(This Post is part of my 30 day Data Visualization Challenge – you can follow along using the ‘challenge’ tag!)
Yesterday’s visualization tried to handle this issue of data point density by reducing the actual size of the dots on the graph. The ggplot2 book (there’s a book!) recommends giving sampling a try. I’ve written a little about sampling and abstraction in the past – so let’s give it a try!
Now we’re cooking! I did have to bump the size of the points back up, as only 100 of those specks were not visually very helpful – but now we have a bit more of a visually intuitive sense of what we’re looking at, without guessing at the larger, imprecise ink blots.

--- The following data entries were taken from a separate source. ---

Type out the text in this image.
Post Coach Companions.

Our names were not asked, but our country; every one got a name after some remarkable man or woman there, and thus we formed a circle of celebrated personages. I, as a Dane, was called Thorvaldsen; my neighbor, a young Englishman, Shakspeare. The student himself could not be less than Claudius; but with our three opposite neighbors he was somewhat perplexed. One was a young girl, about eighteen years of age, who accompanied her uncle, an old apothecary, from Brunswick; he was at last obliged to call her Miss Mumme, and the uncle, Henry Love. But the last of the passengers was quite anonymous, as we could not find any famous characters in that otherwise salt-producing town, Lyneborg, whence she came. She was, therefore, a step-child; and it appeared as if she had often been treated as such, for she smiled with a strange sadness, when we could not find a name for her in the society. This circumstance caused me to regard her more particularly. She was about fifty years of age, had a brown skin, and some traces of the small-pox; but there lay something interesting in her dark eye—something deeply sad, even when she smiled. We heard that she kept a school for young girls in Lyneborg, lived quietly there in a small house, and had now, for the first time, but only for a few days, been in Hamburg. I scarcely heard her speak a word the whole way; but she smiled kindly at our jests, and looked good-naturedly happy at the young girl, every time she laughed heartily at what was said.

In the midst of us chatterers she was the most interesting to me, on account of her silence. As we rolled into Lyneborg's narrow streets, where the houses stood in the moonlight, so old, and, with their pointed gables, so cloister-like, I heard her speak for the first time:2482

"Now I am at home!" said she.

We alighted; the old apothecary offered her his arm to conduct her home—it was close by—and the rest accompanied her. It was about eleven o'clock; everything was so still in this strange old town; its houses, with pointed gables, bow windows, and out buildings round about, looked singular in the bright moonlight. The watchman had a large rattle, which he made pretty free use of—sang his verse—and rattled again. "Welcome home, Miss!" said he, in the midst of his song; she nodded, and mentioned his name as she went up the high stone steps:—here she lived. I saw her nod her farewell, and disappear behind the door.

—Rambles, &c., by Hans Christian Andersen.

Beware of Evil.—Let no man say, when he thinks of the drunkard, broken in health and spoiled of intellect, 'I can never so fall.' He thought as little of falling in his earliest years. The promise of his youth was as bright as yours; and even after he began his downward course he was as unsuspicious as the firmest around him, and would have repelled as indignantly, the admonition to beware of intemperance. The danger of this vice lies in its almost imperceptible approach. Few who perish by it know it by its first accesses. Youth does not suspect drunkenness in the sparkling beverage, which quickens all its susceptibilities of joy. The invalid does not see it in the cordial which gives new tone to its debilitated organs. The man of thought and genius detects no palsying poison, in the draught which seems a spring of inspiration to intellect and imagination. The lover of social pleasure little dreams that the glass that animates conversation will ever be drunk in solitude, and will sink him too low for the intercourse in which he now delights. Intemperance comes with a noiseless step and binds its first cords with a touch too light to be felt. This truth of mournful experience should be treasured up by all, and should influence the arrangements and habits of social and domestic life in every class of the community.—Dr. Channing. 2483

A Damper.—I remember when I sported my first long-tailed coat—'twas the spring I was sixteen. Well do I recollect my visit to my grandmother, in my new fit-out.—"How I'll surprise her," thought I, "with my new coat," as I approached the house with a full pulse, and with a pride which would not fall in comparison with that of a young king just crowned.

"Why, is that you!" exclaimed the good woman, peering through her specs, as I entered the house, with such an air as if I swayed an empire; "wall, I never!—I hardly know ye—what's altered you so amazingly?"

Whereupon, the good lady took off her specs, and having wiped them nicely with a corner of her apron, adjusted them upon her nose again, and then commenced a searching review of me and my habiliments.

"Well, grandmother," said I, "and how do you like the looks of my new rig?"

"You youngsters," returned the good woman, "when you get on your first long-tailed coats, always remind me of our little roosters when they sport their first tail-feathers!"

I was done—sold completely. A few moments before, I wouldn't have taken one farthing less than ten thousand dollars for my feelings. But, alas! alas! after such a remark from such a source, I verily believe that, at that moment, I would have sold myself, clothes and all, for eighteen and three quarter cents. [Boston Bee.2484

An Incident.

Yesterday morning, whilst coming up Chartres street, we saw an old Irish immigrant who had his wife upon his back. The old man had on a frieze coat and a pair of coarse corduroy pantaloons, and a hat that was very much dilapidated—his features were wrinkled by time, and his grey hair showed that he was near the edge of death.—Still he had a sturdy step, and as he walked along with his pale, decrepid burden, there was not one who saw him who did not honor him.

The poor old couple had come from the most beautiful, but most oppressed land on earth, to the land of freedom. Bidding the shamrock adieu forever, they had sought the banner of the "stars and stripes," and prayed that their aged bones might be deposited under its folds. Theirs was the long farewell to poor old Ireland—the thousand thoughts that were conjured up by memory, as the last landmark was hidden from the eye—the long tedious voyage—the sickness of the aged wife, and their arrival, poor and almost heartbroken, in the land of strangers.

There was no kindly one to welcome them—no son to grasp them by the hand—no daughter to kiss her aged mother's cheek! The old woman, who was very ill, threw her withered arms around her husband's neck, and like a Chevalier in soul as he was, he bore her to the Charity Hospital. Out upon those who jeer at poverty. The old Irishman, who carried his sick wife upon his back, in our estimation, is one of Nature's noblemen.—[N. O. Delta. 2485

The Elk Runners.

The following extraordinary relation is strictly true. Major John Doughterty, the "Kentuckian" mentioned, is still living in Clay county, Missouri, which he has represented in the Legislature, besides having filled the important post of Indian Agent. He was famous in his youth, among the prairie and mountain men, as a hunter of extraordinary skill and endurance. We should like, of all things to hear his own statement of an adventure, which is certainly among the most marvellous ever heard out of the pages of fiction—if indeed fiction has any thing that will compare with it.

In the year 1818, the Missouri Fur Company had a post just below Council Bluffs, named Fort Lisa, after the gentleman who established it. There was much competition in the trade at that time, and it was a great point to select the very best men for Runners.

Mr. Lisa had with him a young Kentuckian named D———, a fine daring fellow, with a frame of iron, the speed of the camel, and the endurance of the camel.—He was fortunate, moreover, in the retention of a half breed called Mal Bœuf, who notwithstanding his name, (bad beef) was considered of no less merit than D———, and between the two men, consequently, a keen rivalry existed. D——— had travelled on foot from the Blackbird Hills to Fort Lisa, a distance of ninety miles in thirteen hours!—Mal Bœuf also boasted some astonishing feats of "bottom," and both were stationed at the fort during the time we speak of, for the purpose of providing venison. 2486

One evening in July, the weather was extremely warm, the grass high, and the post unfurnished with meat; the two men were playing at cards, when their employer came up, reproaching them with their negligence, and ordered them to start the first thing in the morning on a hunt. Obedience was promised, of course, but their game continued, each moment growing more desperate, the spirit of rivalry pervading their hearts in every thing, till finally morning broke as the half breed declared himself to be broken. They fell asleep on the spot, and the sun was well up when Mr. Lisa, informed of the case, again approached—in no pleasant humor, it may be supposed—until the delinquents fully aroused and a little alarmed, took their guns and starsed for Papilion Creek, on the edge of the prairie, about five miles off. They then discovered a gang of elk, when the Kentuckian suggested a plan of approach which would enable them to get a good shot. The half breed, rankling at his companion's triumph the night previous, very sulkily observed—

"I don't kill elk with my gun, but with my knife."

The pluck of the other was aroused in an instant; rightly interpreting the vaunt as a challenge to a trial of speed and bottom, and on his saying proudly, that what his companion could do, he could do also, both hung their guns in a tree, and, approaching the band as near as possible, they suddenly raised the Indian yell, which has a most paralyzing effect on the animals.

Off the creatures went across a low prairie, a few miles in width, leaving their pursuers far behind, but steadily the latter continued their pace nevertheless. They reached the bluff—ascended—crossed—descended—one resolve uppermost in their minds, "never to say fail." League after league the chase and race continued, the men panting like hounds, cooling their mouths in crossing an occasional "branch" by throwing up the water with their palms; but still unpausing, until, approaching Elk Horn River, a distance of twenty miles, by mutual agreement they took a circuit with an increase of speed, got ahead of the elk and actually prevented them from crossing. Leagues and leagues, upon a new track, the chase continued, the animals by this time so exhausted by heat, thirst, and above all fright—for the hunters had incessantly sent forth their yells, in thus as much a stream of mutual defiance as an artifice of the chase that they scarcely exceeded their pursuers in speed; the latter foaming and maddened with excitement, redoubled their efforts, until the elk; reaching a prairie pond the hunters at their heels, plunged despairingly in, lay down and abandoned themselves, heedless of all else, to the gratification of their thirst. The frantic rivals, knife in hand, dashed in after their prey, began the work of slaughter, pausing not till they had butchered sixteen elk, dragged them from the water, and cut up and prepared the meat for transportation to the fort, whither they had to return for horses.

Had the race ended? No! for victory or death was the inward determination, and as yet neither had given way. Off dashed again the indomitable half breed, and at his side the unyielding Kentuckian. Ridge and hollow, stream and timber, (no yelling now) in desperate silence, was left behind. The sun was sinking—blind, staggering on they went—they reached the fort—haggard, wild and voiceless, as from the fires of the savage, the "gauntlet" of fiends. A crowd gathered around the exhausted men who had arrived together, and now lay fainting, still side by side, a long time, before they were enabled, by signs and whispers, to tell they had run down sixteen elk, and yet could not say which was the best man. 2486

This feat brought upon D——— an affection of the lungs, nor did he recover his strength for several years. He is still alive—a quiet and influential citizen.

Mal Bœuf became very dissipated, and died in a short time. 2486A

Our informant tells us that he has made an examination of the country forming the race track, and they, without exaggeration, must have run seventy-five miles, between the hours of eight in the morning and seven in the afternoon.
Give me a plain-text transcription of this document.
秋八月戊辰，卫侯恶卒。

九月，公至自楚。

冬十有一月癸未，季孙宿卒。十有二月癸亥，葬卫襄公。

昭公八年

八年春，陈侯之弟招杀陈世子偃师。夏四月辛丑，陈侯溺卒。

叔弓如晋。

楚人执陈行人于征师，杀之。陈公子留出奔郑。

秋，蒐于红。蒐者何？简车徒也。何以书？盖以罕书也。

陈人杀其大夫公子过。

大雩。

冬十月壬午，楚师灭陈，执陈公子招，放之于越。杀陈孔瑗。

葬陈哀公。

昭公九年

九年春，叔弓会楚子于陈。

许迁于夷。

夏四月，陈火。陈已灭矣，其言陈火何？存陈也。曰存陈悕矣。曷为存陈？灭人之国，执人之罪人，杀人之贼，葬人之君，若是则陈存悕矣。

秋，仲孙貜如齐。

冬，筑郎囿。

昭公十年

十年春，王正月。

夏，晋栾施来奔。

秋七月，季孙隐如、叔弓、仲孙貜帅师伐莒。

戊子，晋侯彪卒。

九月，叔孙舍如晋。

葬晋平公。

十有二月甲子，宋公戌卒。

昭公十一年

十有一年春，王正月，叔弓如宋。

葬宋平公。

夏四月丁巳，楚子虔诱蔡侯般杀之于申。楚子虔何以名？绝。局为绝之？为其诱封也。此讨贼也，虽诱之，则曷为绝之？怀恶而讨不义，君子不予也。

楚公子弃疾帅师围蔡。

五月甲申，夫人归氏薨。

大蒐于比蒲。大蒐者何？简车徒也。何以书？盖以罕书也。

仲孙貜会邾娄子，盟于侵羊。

It’s interesting, to me as a lapsed philosopher, that sampling (as an abstraction) necessarily means that we’re giving up precision (in the form of data points), but we’re doing so to gain another type of precision, that is, quick and accurate visual meaning. I’m dropping the Pros list – I’ll try to cover positive thoughts in the body of each Post.
Thoughts:
– What does it mean, though? We can see that there appears to be some sort of relationship between price and carat – how do the other factors come into play here? Are there other patterns at work?
– How can I make it prettier?
– It bothers me that “price” is vertical still. Dangit.
Code:
library(ggplot2) set.seed(1410) dsmall <- diamonds[sample(nrow(diamonds),100),] qplot(carat, price, data=dsmall, size=I(2))